On the condition of anonymity, the expert said, “The interpretation of section 3(d) has been non uniform by the patent offices. There is a very casual approach in the patent office.” According to a New Delhi based patent and intellectual property expert, India has a very low rate of patent application rejections due to poor quality of examiners.

DG Shah, secretary general of the Indian Pharmaceutical Alliance (IPA), said though lawmakers have made provisions against ‘evergreening’ in the Patent Act, several patents granted over the last few years have been to new forms of known substances and combinations of old drugs.

YK Sapru, founder chairman and CEO of Cancer Patients Aid Association (CPAA), said, “After patent for the beta form of Glivec was rejected, Novartis tried to get the alpha form patented. MNCs want to keep prices high by passing off mere modifications as inventions.”

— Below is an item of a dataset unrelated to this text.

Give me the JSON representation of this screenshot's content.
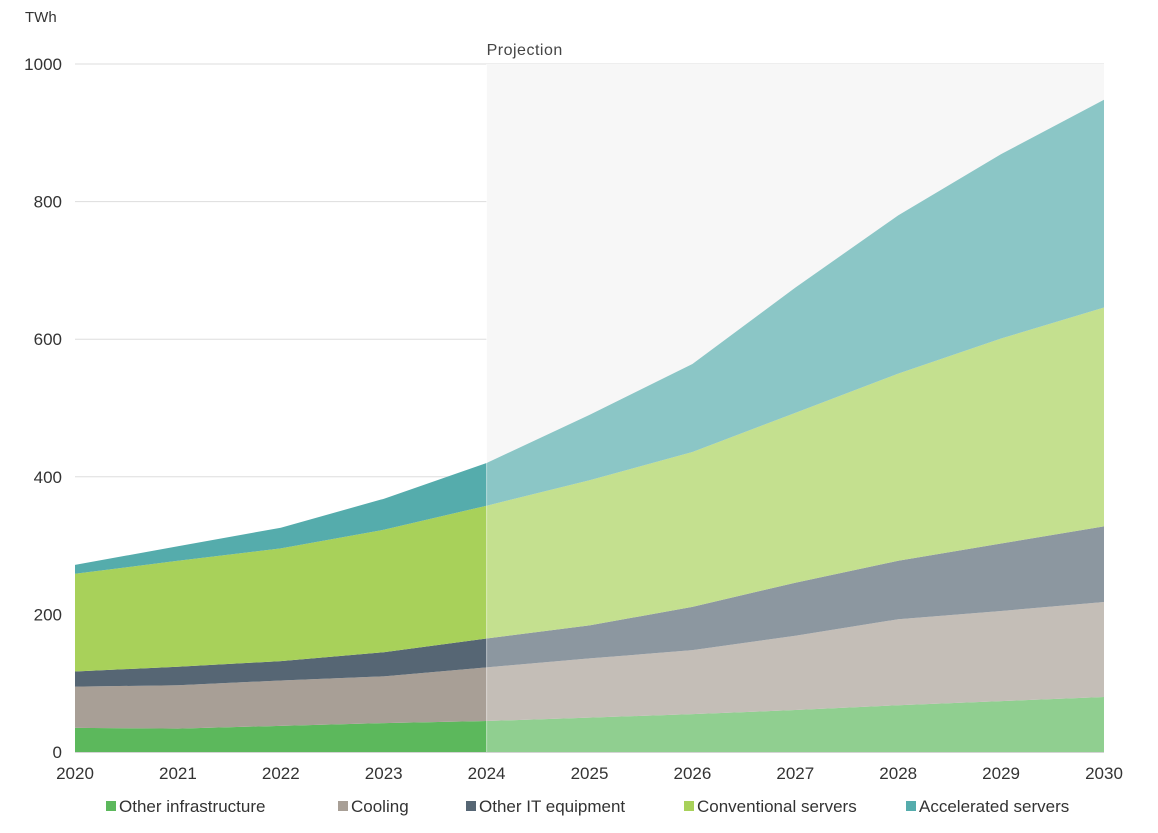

CPAA, a Mumbai based NGO, locked horns with Novartis over the patent for the beta form of Glivec.

According to industry experts, MNCs are pushing hard to extend the patents for their drugs as new molecule pipelines have dried up and multiple patent expiries are facing them.

According to statistics from securities house First Global, in 2008-09, around 11 leading drugs worth $29 billion went off patent in the US. Another $44 billion worth of drugs will do so in 2010, including leading ones like Lipitor (for cholesterol), Cozaar (blood pressure), and Protonix (for stomach acid) in the US, and Keppra (for epilepsy) in Europe.

Further, data by professional services firm PricewaterhouseCoopers (PwC) shows that in 2007, only eight of the 27 new therapies launched globally were the first of their kind, the rest being ‘me too’ treatments with at least 3 predecessors. “So with no novel molecules in sight, companies are left with no option but to bring out a new variant of some already existing molecule and claim a patent on it as is happening nowadays,” said the Mumbai based expert.